Figure 2. AML cells induce osteogenic differentiation in N-MSCs.

(A) N-MSCs were cocultured with OCI-AML3 cells (red) or with cord blood–derived CD34⁺ cells (green) or N-MSCs cultured alone (blue) for 3, 5, or 7 days, and TNAP expression was analyzed by LSR-II flow cytometer (n = 3). Data were analyzed and histograms were generated by FlowJo software. (B) MFI of TNAP expression was quantified in N-MSCs cocultured with cord blood–derived CD34⁺ cells or OCI-AML3 for 3 or 5 days. (C and D) N-MSCs were cultured with or without OCI-AML3 cell–derived conditioned medium (OCI-AML3-CM) for 5 days before long-term (3 weeks) culture in osteogenic differentiation medium.
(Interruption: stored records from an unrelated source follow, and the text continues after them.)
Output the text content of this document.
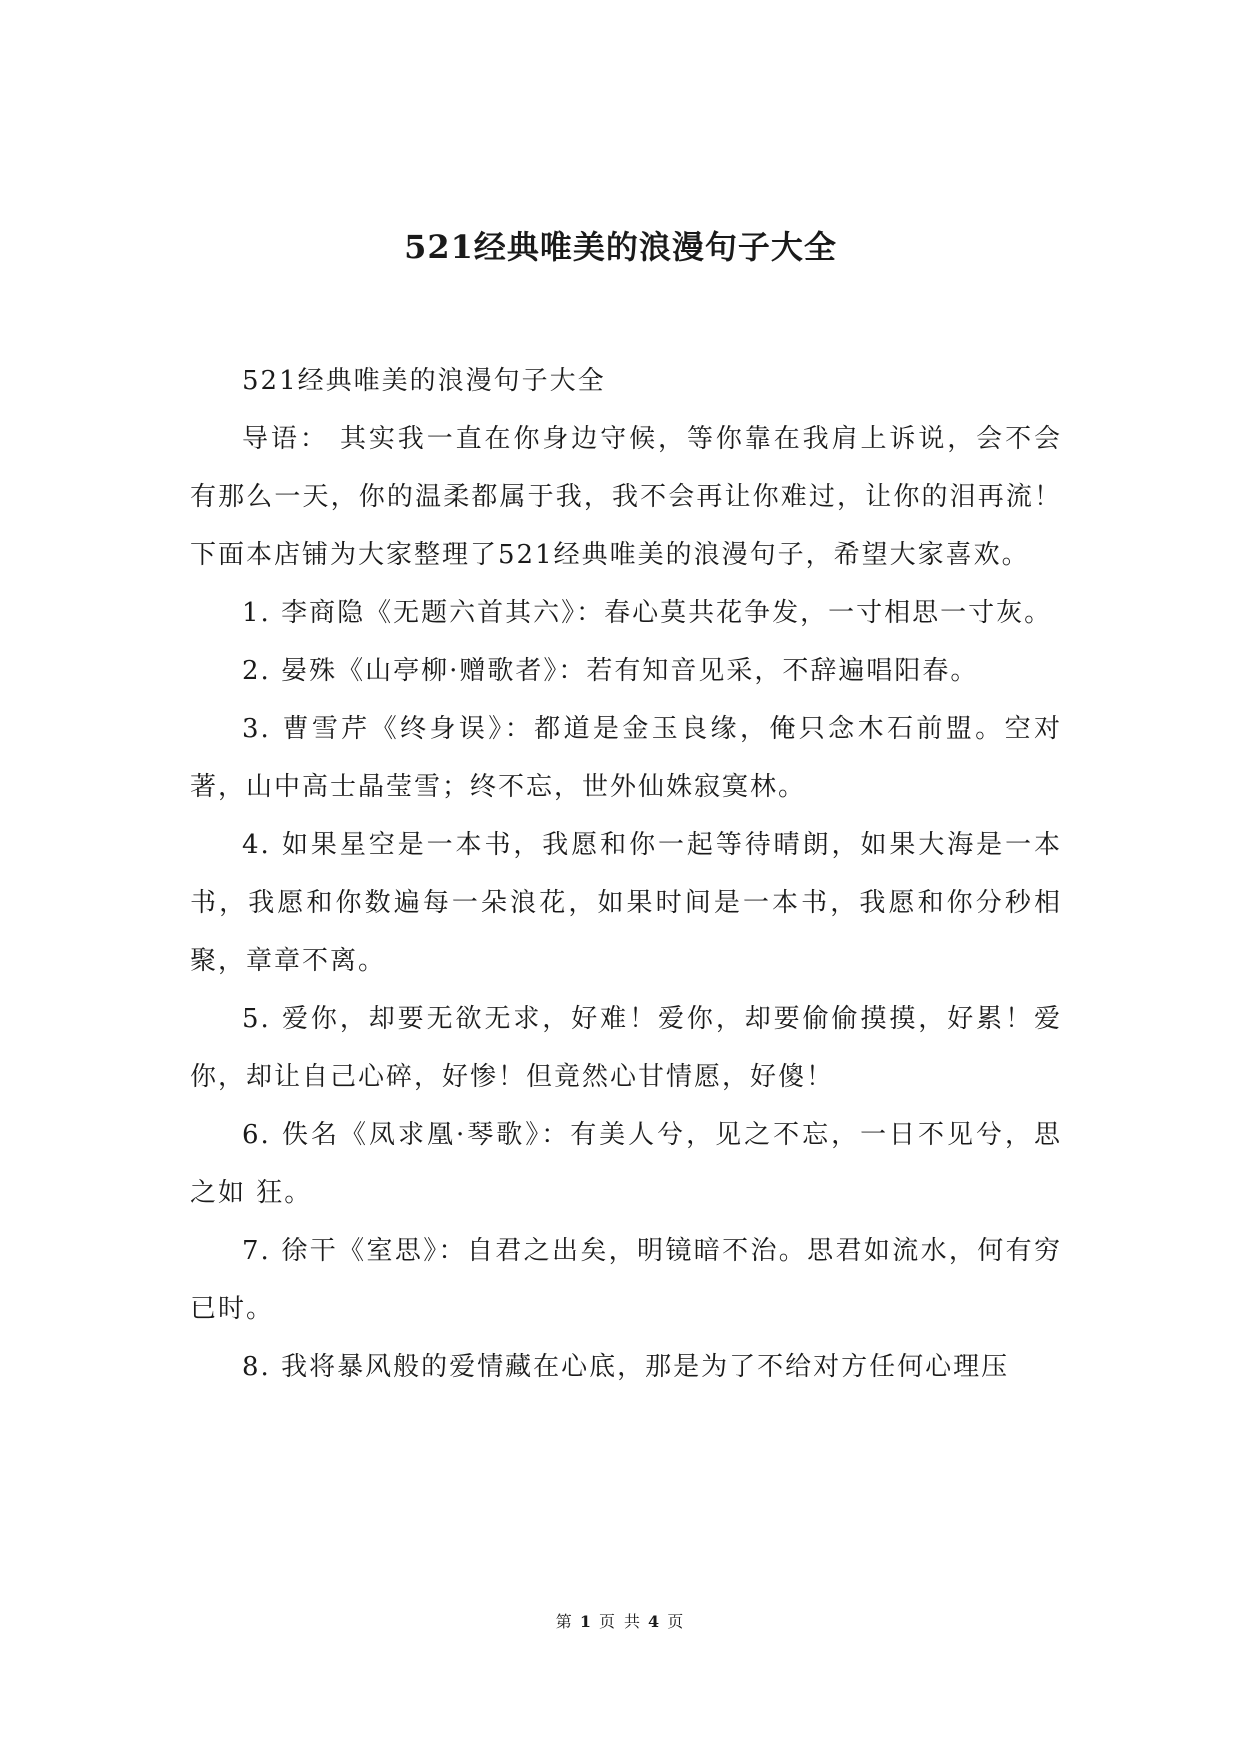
521经典唯美的浪漫句子大全

521经典唯美的浪漫句子大全

导语： 其实我一直在你身边守候，等你靠在我肩上诉说，会不会有那么一天，你的温柔都属于我，我不会再让你难过，让你的泪再流！下面本店铺为大家整理了521经典唯美的浪漫句子，希望大家喜欢。

1. 李商隐《无题六首其六》：春心莫共花争发，一寸相思一寸灰。

2. 晏殊《山亭柳·赠歌者》：若有知音见采，不辞遍唱阳春。

3. 曹雪芹《终身误》：都道是金玉良缘，俺只念木石前盟。空对著，山中高士晶莹雪；终不忘，世外仙姝寂寞林。

4. 如果星空是一本书，我愿和你一起等待晴朗，如果大海是一本书，我愿和你数遍每一朵浪花，如果时间是一本书，我愿和你分秒相聚，章章不离。

5. 爱你，却要无欲无求，好难！爱你，却要偷偷摸摸，好累！爱你，却让自己心碎，好惨！但竟然心甘情愿，好傻！

6. 佚名《凤求凰·琴歌》：有美人兮，见之不忘，一日不见兮，思之如 狂。

7. 徐干《室思》：自君之出矣，明镜暗不治。思君如流水，何有穷已时。

8. 我将暴风般的爱情藏在心底，那是为了不给对方任何心理压

第 1 页 共 4 页
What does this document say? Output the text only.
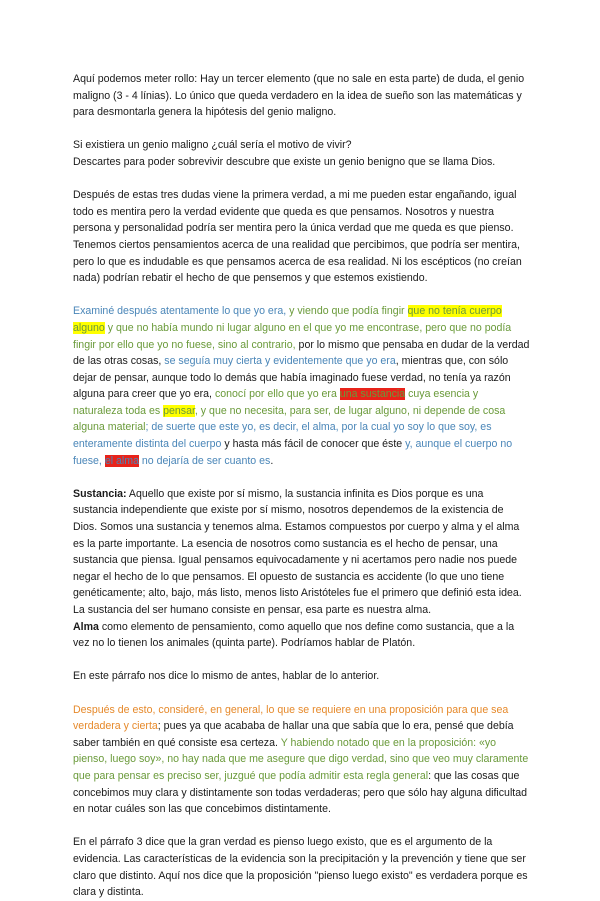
Aquí podemos meter rollo: Hay un tercer elemento (que no sale en esta parte) de duda, el genio maligno (3 - 4 línias). Lo único que queda verdadero en la idea de sueño son las matemáticas y para desmontarla genera la hipótesis del genio maligno.

Si existiera un genio maligno ¿cuál sería el motivo de vivir?

Descartes para poder sobrevivir descubre que existe un genio benigno que se llama Dios.

Después de estas tres dudas viene la primera verdad, a mi me pueden estar engañando, igual todo es mentira pero la verdad evidente que queda es que pensamos. Nosotros y nuestra persona y personalidad podría ser mentira pero la única verdad que me queda es que pienso. Tenemos ciertos pensamientos acerca de una realidad que percibimos, que podría ser mentira, pero lo que es indudable es que pensamos acerca de esa realidad. Ni los escépticos (no creían nada) podrían rebatir el hecho de que pensemos y que estemos existiendo.

Examiné después atentamente lo que yo era, y viendo que podía fingir que no tenía cuerpo alguno y que no había mundo ni lugar alguno en el que yo me encontrase, pero que no podía fingir por ello que yo no fuese, sino al contrario, por lo mismo que pensaba en dudar de la verdad de las otras cosas, se seguía muy cierta y evidentemente que yo era, mientras que, con sólo dejar de pensar, aunque todo lo demás que había imaginado fuese verdad, no tenía ya razón alguna para creer que yo era, conocí por ello que yo era una sustancia cuya esencia y naturaleza toda es pensar, y que no necesita, para ser, de lugar alguno, ni depende de cosa alguna material; de suerte que este yo, es decir, el alma, por la cual yo soy lo que soy, es enteramente distinta del cuerpo y hasta más fácil de conocer que éste y, aunque el cuerpo no fuese, el alma no dejaría de ser cuanto es.

Sustancia: Aquello que existe por sí mismo, la sustancia infinita es Dios porque es una sustancia independiente que existe por sí mismo, nosotros dependemos de la existencia de Dios. Somos una sustancia y tenemos alma. Estamos compuestos por cuerpo y alma y el alma es la parte importante. La esencia de nosotros como sustancia es el hecho de pensar, una sustancia que piensa. Igual pensamos equivocadamente y ni acertamos pero nadie nos puede negar el hecho de lo que pensamos. El opuesto de sustancia es accidente (lo que uno tiene genéticamente; alto, bajo, más listo, menos listo Aristóteles fue el primero que definió esta idea. La sustancia del ser humano consiste en pensar, esa parte es nuestra alma.
Alma como elemento de pensamiento, como aquello que nos define como sustancia, que a la vez no lo tienen los animales (quinta parte). Podríamos hablar de Platón.

En este párrafo nos dice lo mismo de antes, hablar de lo anterior.

Después de esto, consideré, en general, lo que se requiere en una proposición para que sea verdadera y cierta; pues ya que acababa de hallar una que sabía que lo era, pensé que debía saber también en qué consiste esa certeza. Y habiendo notado que en la proposición: «yo pienso, luego soy», no hay nada que me asegure que digo verdad, sino que veo muy claramente que para pensar es preciso ser, juzgué que podía admitir esta regla general: que las cosas que concebimos muy clara y distintamente son todas verdaderas; pero que sólo hay alguna dificultad en notar cuáles son las que concebimos distintamente.

En el párrafo 3 dice que la gran verdad es pienso luego existo, que es el argumento de la evidencia. Las características de la evidencia son la precipitación y la prevención y tiene que ser claro que distinto. Aquí nos dice que la proposición "pienso luego existo" es verdadera porque es clara y distinta.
N-MSCs were subjected to Alizarin Red S staining or ALP staining on days 0 (predifferentiation), 7 (week 1), 14 (week 2), and 21 (week 3) of differentiation. (E) mRNAs from N-MSCs cultured with or without OCI-AML3–conditioned medium were examined for expression of indicated osteolineage-associated genes by qRT-PCR (n = 3). GAPDH served as an equal loading control. Two-way ANOVA was used for comparisons of 3 or more groups and unpaired Student’s t test was used for comparisons of 2 groups (** P < 0.01, ***P < 0.001, ****P < 0.0001 versus control). In addition, Tukey’s multiple comparison test was also performed for the data in B and D.